INCREASED fines, a new code of practice and linking the award of public contracts to safety standards are all included in a new…

INCREASED fines, a new code of practice and linking the award of public contracts to safety standards are all included in a new scaffolding safety programme.

The code, launched yesterday by Minister of State for Labour Affairs, Ms Eithne Fitzgerald, follows seven serious accidents in the last year. The fine for an individual breach of health and safety regulations will he raised from £1,000 to £1,500.

The new programme has been agreed between the Construction Industry Federation (CIF), the Irish Congress of Trade Unions and the Health and Safety Authority (HSA).

Ms Fitzgerald has written to all Government Ministers requesting that public contracts should only go to companies which have safety certificates. There are plans to publish the names of companies which have not met safety standards.

READ MORE

She said the new programme would form "a co-ordinated strategy to enforce the minimum standards required by law, increase the level of competence in the industry and help public bodies and other clients to identify competent contractors".

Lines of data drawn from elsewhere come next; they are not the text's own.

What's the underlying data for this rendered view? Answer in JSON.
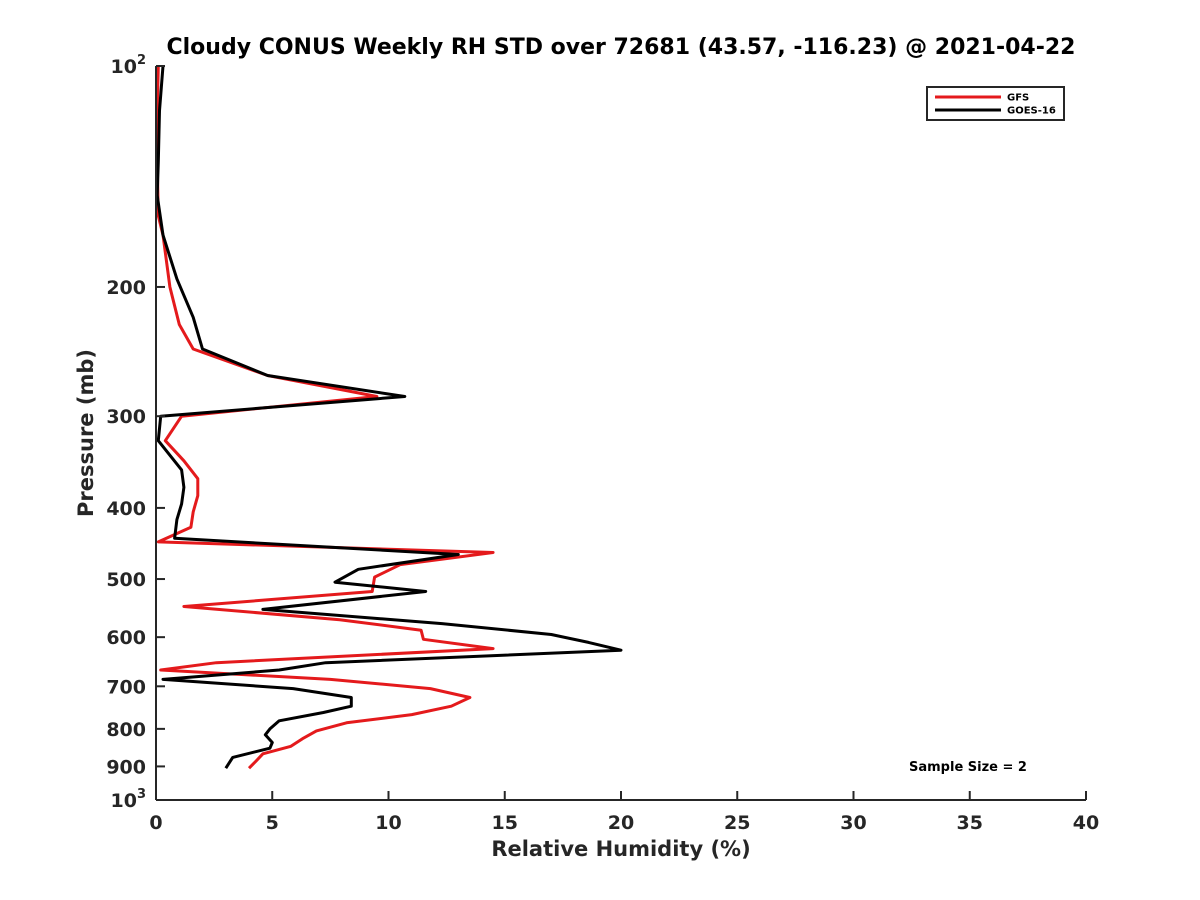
{
  "chart_data": {
    "type": "line",
    "title": "Cloudy CONUS Weekly RH STD over 72681 (43.57, -116.23) @ 2021-04-22",
    "xlabel": "Relative Humidity (%)",
    "ylabel": "Pressure (mb)",
    "xlim": [
      0,
      40
    ],
    "ylim": [
      100,
      1000
    ],
    "y_scale": "log",
    "y_reversed": true,
    "x_ticks": [
      "0",
      "5",
      "10",
      "15",
      "20",
      "25",
      "30",
      "35",
      "40"
    ],
    "y_ticks": [
      {
        "value": 100,
        "base": "10",
        "exp": "2"
      },
      {
        "value": 200,
        "label": "200"
      },
      {
        "value": 300,
        "label": "300"
      },
      {
        "value": 400,
        "label": "400"
      },
      {
        "value": 500,
        "label": "500"
      },
      {
        "value": 600,
        "label": "600"
      },
      {
        "value": 700,
        "label": "700"
      },
      {
        "value": 800,
        "label": "800"
      },
      {
        "value": 900,
        "label": "900"
      },
      {
        "value": 1000,
        "base": "10",
        "exp": "3"
      }
    ],
    "legend_position": "top-right",
    "annotation": "Sample Size = 2",
    "series": [
      {
        "name": "GFS",
        "color": "#e41a1c",
        "points": [
          [
            0.1,
            100
          ],
          [
            0.05,
            115
          ],
          [
            0.05,
            135
          ],
          [
            0.1,
            160
          ],
          [
            0.3,
            170
          ],
          [
            0.6,
            200
          ],
          [
            1.0,
            225
          ],
          [
            1.6,
            243
          ],
          [
            4.8,
            264
          ],
          [
            9.5,
            282
          ],
          [
            1.1,
            300
          ],
          [
            0.4,
            324
          ],
          [
            1.2,
            345
          ],
          [
            1.8,
            365
          ],
          [
            1.8,
            385
          ],
          [
            1.6,
            405
          ],
          [
            1.5,
            425
          ],
          [
            0.1,
            445
          ],
          [
            14.5,
            460
          ],
          [
            10.5,
            478
          ],
          [
            9.4,
            497
          ],
          [
            9.3,
            520
          ],
          [
            1.2,
            545
          ],
          [
            7.9,
            568
          ],
          [
            11.4,
            587
          ],
          [
            11.5,
            604
          ],
          [
            14.5,
            622
          ],
          [
            2.6,
            650
          ],
          [
            0.2,
            665
          ],
          [
            7.5,
            685
          ],
          [
            11.8,
            705
          ],
          [
            13.5,
            725
          ],
          [
            12.7,
            745
          ],
          [
            11.0,
            765
          ],
          [
            8.2,
            785
          ],
          [
            6.9,
            805
          ],
          [
            6.3,
            825
          ],
          [
            5.8,
            845
          ],
          [
            4.6,
            865
          ],
          [
            4.3,
            885
          ],
          [
            4.0,
            905
          ]
        ]
      },
      {
        "name": "GOES-16",
        "color": "#000000",
        "points": [
          [
            0.3,
            100
          ],
          [
            0.15,
            115
          ],
          [
            0.1,
            135
          ],
          [
            0.05,
            150
          ],
          [
            0.3,
            170
          ],
          [
            0.9,
            195
          ],
          [
            1.6,
            220
          ],
          [
            2.0,
            243
          ],
          [
            4.8,
            264
          ],
          [
            10.7,
            282
          ],
          [
            0.2,
            300
          ],
          [
            0.1,
            324
          ],
          [
            1.1,
            355
          ],
          [
            1.2,
            375
          ],
          [
            1.1,
            395
          ],
          [
            0.9,
            415
          ],
          [
            0.8,
            440
          ],
          [
            13.0,
            463
          ],
          [
            8.7,
            485
          ],
          [
            7.7,
            505
          ],
          [
            11.6,
            520
          ],
          [
            4.6,
            550
          ],
          [
            12.3,
            575
          ],
          [
            17.0,
            595
          ],
          [
            18.6,
            610
          ],
          [
            20.0,
            625
          ],
          [
            7.3,
            650
          ],
          [
            5.3,
            665
          ],
          [
            0.3,
            685
          ],
          [
            5.9,
            705
          ],
          [
            8.4,
            725
          ],
          [
            8.4,
            745
          ],
          [
            7.2,
            760
          ],
          [
            5.3,
            780
          ],
          [
            4.9,
            800
          ],
          [
            4.7,
            815
          ],
          [
            5.0,
            835
          ],
          [
            4.9,
            850
          ],
          [
            3.3,
            875
          ],
          [
            3.0,
            905
          ]
        ]
      }
    ]
  }
}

The HSA intends to set up special scaffolding inspection teams to operate in Dublin, Cork, Limerick, Galway and Waterford to "ensure that defective scaffolding is taken out of service immediately".

Speaking yesterday, Mr Kevin Kelly, president of the CIF, said accident figures in the construction industry "were not out of line with other sectors", adding that the building industry had been involved for many years promoting safety on construction sites.

As part of the programme, the CIF will establish a standing committee on safety and health, run a new management course on the control and inspection of scaffolding and issue a new "scaffolding checklist" to CIF members.

FAS, the training agency, is to be involved in running courses for scaffolders in all regions and a safety video will also be shown at sites.

A recent HSA survey of safety standards found that almost half of all sites inspected had inadequate scaffolding. The authority is known to be in favour of further increases in fines.

Ms Fitzgerald said construction safety was something to "concern the public", although she said it was not possible to have an inspector "on every one of the 15,000 sites" around the State and responsibility for safety rested "primarily with employers and employees".

Ms Patricia O'Donovan from ICTU said the programme was welcome and people had to realise there couldn't "be jobs at any cost".